Several news reports remark on the entre-acte between the officers and Brooks, in the moments between the arrival of the DUI-certified officer and Brooks’ struggle to avoid arrest, as cordial, respectful, and calm. But there is a subtext here, part visible, part invisible, neither articulated in the open. First, the DUI-certified officer is clearly skeptical of Brooks’ evasive and rambling answers. The officer knows before administering the breath test for intoxication that Brooks is intoxicated. As Brooks continues to dodge and weave, the officer’s clear suspicion colors the entire interaction.
The second aspect of this encounter is completely unspoken but, if mutually understood, might have led to a completely different outcome. This is the fact, known to both of the officers and to Brooks, that he is on probation and if found guilty of a DUI would almost certainly go to prison. This knowledge could explain in part his evasiveness and misdirection. The officers know this, too, which makes them increasingly suspicious while raising tensions in the encounter. (Examining the sequence of events also illuminates something that is often an aggravating factor in police encounters: Brooks carried no weapon. He denied having a firearm to the first officer and was searched by the second. The officers therefore had no reasonable fear of Brooks using a firearm.) If the officers had informed Brooks of this knowledge, specifically articulated his arrest, and prepared physically to take Brooks into custody, it is possible the final, fatal encounter would never have begun.

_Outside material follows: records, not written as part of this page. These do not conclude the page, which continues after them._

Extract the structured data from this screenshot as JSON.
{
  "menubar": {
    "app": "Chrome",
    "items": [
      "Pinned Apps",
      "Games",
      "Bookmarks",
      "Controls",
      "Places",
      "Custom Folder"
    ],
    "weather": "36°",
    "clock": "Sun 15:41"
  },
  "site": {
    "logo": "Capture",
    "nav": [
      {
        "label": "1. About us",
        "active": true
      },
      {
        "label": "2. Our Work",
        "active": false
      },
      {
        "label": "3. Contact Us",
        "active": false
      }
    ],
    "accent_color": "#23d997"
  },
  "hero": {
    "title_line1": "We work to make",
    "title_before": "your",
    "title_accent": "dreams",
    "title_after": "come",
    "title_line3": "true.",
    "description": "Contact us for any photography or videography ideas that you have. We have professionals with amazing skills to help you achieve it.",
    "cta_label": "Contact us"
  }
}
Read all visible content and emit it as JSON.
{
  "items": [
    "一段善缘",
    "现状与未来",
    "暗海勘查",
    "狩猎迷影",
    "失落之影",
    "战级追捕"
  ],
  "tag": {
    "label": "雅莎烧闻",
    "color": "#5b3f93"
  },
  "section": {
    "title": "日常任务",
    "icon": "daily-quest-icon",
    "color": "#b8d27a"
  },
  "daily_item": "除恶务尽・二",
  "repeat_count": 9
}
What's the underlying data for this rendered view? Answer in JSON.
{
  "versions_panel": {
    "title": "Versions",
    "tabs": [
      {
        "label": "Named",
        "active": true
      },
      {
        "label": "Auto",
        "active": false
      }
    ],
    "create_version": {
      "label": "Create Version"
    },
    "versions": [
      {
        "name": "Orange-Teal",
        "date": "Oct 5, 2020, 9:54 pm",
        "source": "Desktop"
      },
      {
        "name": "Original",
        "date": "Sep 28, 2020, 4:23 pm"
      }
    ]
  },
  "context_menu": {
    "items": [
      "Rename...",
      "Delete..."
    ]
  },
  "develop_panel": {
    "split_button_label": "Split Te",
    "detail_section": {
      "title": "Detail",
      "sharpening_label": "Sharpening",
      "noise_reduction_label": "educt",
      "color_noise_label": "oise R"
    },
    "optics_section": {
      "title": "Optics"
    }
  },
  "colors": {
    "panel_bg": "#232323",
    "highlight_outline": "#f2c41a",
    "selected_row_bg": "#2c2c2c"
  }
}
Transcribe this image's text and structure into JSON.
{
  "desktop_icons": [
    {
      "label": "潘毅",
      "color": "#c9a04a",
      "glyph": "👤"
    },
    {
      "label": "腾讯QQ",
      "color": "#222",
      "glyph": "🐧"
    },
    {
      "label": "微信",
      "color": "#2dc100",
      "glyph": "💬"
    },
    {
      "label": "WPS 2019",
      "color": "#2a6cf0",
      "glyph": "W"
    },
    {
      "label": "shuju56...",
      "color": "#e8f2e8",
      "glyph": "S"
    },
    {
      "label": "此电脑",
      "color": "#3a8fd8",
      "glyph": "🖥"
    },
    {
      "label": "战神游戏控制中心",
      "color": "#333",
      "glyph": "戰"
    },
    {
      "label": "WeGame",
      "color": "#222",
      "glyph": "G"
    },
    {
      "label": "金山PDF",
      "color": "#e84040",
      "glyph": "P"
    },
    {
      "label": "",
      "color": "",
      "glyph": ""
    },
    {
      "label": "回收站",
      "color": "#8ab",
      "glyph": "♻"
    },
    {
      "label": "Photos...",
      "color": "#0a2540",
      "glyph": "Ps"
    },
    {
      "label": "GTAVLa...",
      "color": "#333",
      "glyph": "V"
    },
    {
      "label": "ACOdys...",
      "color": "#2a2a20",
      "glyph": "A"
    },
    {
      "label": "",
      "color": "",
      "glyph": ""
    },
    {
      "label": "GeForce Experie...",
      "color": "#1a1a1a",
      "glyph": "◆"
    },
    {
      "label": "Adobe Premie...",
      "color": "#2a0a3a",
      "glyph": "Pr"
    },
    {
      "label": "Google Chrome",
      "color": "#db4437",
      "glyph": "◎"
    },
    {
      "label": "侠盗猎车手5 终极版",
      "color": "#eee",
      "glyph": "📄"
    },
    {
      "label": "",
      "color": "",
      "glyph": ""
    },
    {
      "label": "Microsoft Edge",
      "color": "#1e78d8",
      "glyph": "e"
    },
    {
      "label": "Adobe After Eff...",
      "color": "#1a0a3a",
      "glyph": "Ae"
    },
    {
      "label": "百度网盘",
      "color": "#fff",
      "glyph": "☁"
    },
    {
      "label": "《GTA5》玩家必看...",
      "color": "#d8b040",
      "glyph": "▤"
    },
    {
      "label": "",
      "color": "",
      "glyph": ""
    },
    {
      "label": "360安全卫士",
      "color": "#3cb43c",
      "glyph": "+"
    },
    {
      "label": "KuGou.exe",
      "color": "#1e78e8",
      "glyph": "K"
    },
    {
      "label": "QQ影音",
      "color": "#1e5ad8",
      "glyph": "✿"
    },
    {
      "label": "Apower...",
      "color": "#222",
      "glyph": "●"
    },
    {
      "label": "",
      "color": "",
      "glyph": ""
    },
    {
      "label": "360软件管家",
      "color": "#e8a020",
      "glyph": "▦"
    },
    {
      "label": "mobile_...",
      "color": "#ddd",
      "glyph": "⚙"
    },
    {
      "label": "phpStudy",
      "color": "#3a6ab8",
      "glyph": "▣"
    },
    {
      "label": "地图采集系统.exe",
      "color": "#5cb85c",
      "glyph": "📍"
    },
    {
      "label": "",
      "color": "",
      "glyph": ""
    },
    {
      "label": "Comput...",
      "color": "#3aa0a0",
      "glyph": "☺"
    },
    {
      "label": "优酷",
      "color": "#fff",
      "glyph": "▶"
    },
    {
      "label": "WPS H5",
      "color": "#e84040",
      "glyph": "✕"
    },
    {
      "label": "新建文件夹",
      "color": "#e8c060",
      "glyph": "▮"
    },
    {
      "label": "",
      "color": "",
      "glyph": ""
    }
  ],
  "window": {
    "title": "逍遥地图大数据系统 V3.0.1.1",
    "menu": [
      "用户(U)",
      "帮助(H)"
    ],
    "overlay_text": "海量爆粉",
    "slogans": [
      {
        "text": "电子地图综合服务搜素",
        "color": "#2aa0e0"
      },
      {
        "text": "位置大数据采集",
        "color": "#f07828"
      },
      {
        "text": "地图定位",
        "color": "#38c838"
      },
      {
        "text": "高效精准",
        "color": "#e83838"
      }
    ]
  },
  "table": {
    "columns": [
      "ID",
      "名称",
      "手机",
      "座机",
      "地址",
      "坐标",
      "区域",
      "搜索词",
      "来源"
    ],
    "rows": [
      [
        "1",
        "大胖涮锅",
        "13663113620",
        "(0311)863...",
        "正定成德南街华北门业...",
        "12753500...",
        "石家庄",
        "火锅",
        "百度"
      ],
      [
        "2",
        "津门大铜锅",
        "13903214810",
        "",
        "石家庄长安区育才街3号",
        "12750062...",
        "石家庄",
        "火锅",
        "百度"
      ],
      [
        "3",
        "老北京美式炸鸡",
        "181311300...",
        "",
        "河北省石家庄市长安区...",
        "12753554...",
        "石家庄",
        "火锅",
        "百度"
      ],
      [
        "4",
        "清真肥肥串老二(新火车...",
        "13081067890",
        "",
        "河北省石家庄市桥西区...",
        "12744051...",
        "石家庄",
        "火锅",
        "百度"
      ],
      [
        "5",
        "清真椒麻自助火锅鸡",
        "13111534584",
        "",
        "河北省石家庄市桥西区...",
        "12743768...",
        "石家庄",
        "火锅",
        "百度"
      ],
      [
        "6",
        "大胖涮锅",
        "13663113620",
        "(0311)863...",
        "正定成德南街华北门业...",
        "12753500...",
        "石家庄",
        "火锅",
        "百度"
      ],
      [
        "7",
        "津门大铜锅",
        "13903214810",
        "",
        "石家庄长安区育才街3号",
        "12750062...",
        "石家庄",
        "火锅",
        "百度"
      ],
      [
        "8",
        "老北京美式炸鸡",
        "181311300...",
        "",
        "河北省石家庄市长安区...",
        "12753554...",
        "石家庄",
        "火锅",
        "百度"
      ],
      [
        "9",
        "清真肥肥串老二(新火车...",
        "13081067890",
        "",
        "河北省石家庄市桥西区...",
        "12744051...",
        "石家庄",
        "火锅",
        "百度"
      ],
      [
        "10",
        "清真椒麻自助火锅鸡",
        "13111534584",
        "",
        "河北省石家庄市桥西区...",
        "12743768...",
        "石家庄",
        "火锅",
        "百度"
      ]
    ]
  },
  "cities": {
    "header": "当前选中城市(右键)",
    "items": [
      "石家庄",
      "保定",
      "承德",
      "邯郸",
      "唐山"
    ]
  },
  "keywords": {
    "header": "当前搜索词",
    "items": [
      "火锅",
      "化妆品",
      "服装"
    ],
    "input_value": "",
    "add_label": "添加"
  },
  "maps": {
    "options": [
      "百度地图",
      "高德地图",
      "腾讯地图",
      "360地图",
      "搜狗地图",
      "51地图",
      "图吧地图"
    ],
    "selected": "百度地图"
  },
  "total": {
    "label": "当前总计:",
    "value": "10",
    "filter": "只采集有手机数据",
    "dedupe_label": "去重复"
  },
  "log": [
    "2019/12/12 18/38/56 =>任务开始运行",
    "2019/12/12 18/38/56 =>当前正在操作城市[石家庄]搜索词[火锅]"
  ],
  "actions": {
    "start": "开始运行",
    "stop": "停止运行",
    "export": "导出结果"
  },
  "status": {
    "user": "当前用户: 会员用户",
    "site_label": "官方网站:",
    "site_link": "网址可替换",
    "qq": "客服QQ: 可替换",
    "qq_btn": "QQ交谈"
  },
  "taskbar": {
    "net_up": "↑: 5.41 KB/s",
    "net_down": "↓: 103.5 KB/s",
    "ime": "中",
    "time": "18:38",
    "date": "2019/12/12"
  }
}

This short, non-professional inquiry models the kind of faultless, independent investigation inquest in the mode of the NTSB or the Chemical Safety and Hazard Investigation Board. Logging every contributing factor to an accident, issuing a finding, and making recommendations will publicize risk factors in common with other cases, determine a probable cause without assigning criminal liability, and issues recommendations (for both police and the public) in policy, practice, and training.
While a federal investigative board comes to mind, policing is done primarily at the local level so a state or even a large city independent investigative board could be convened. This would shield police from liability but it also will give a clear picture of incidents while recommending improvements to police practice that, aside from damages and a prison sentence, is the best possible outcome for the families of the deceased. This is the case as much with aviation disasters in the Potomac as it is with fatal police encounters in Atlanta. There are no winners. There is only horror and loss.